Economics department chair and professor James Butkiewicz said the movement raised valid issues but did not go beyond that. He said many people may even be surprised to hear that the protesters are still around.
“It’s not clear what their goals are anymore,” Butkiewicz said. “There was never really a tightly knit organization. It became just an opportunity for people with something they want to protest to come and join the cause.”
He said the salaries of high-powered financial officials and the government’s support of the failing banks upset protestors. He said last year when the government gave the failing banks a bailout and the high employees bonuses were revealed, demonstrators decided to take action.

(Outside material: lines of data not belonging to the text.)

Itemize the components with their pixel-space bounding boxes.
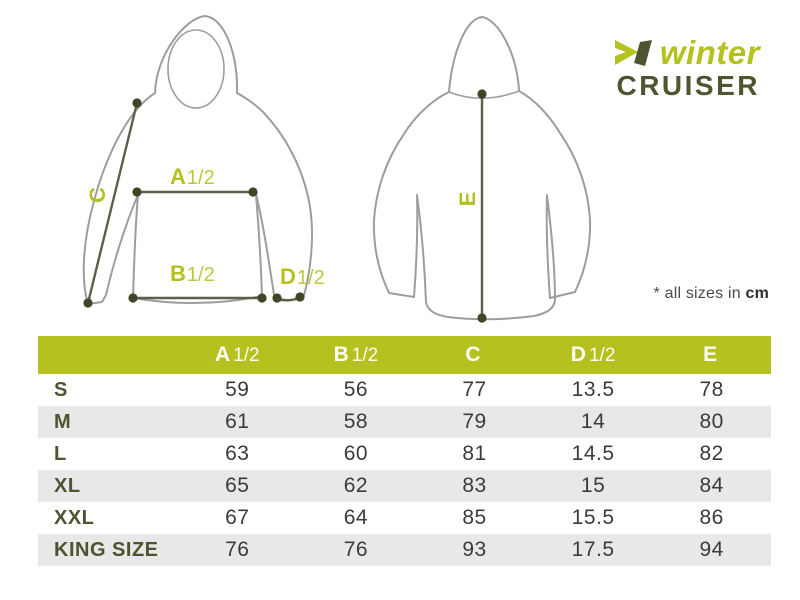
row-label: XL xyxy=(54,474,81,497)
row-label: S xyxy=(54,378,68,401)
cell-e: 86 xyxy=(699,506,724,529)
sizes-note-unit: cm xyxy=(745,285,769,302)
size-table-header xyxy=(38,336,771,374)
header-cell-e: E xyxy=(703,343,718,366)
measurement-dot xyxy=(128,293,137,302)
brand-arrow-icon xyxy=(613,39,653,67)
brand-name-top: winter xyxy=(659,34,760,71)
label-e xyxy=(455,186,481,212)
label-d xyxy=(280,266,325,288)
cell-d: 15.5 xyxy=(571,506,615,529)
measurement-dot xyxy=(477,313,486,322)
measurement-dot xyxy=(295,292,304,301)
table-row-king-size xyxy=(38,534,771,566)
cell-c: 85 xyxy=(462,506,487,529)
cell-b: 76 xyxy=(343,538,369,561)
table-row-m xyxy=(38,406,771,438)
cell-d: 14 xyxy=(580,410,606,433)
header-cell-c: C xyxy=(465,343,481,366)
measurement-dot xyxy=(257,293,266,302)
cell-c: 81 xyxy=(462,442,487,465)
label-e-letter: E xyxy=(455,191,480,207)
label-c xyxy=(85,182,111,208)
cell-a: 63 xyxy=(225,442,250,465)
row-label: XXL xyxy=(54,506,95,529)
label-c-letter: C xyxy=(85,187,110,203)
cell-c: 77 xyxy=(462,378,487,401)
cell-e: 80 xyxy=(699,410,724,433)
cell-a: 59 xyxy=(225,378,250,401)
cell-c: 79 xyxy=(462,410,487,433)
sizes-note-text: * all sizes in xyxy=(653,285,741,302)
cell-b: 56 xyxy=(343,378,369,401)
label-b-letter: B xyxy=(170,261,186,286)
cell-d: 17.5 xyxy=(571,538,615,561)
size-table xyxy=(38,336,771,566)
label-d-fraction: 1/2 xyxy=(296,267,325,289)
sizes-note xyxy=(654,285,769,303)
cell-e: 78 xyxy=(699,378,724,401)
table-row-xxl xyxy=(38,502,771,534)
label-a-fraction: 1/2 xyxy=(186,167,215,189)
row-label: M xyxy=(54,410,72,433)
header-cell-b: B 1/2 xyxy=(333,343,379,366)
label-d-letter: D xyxy=(280,264,296,289)
brand-logo-top-row xyxy=(613,36,760,69)
measurement-dot xyxy=(132,187,141,196)
brand-logo xyxy=(613,36,760,100)
measurement-dot xyxy=(132,98,141,107)
label-a xyxy=(170,166,215,188)
header-cell-d: D 1/2 xyxy=(570,343,616,366)
label-b xyxy=(170,263,215,285)
cell-a: 61 xyxy=(225,410,250,433)
cell-d: 15 xyxy=(580,474,606,497)
header-cell-a: A 1/2 xyxy=(215,343,260,366)
cell-c: 93 xyxy=(462,538,487,561)
row-label: KING SIZE xyxy=(54,538,159,561)
cell-a: 65 xyxy=(225,474,250,497)
table-row-l xyxy=(38,438,771,470)
cell-e: 94 xyxy=(699,538,724,561)
cell-d: 13.5 xyxy=(571,378,615,401)
measurement-dot xyxy=(477,89,486,98)
brand-name-bottom: CRUISER xyxy=(616,70,760,101)
table-row-xl xyxy=(38,470,771,502)
label-a-letter: A xyxy=(170,164,186,189)
cell-e: 84 xyxy=(699,474,724,497)
back-jacket-drawing xyxy=(368,5,608,323)
cell-a: 67 xyxy=(225,506,250,529)
cell-b: 62 xyxy=(343,474,369,497)
cell-b: 58 xyxy=(343,410,369,433)
table-row-s xyxy=(38,374,771,406)
measurement-dot xyxy=(272,293,281,302)
measurement-dot xyxy=(83,298,92,307)
cell-b: 64 xyxy=(343,506,369,529)
cell-a: 76 xyxy=(225,538,250,561)
cell-d: 14.5 xyxy=(571,442,615,465)
row-label: L xyxy=(54,442,67,465)
jacket-front-outline xyxy=(84,16,312,304)
cell-e: 82 xyxy=(699,442,724,465)
measurement-dot xyxy=(248,187,257,196)
cell-c: 83 xyxy=(462,474,487,497)
label-b-fraction: 1/2 xyxy=(186,264,215,286)
cell-b: 60 xyxy=(343,442,369,465)
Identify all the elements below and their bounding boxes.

According to Butkiewicz, the press helped to make the issue a sensation.
“They were responding to what was in the media and the media was happy to say, ‘Look what we’ve done, we’ve created a movement based on what we were reporting,’ so I think they fed on each other for a while,” he said.
Butkiewicz said he does not think the movement will affect any salary changes on Wall Street or monetary changes in the economy. The national debt would still have been an issue, especially with elections this year, even if OWS did not exist, Butkiewicz said.
Butkiewicz said President Barack Obama has made the debt a concern, though the poor economic situation would have been the focus of the election campaign no matter who is running for political office. Republican Presidential Candidate Mitt Romney’s personal wealth will also contribute to the issue of economic distribution in the election, according to Butkiewicz.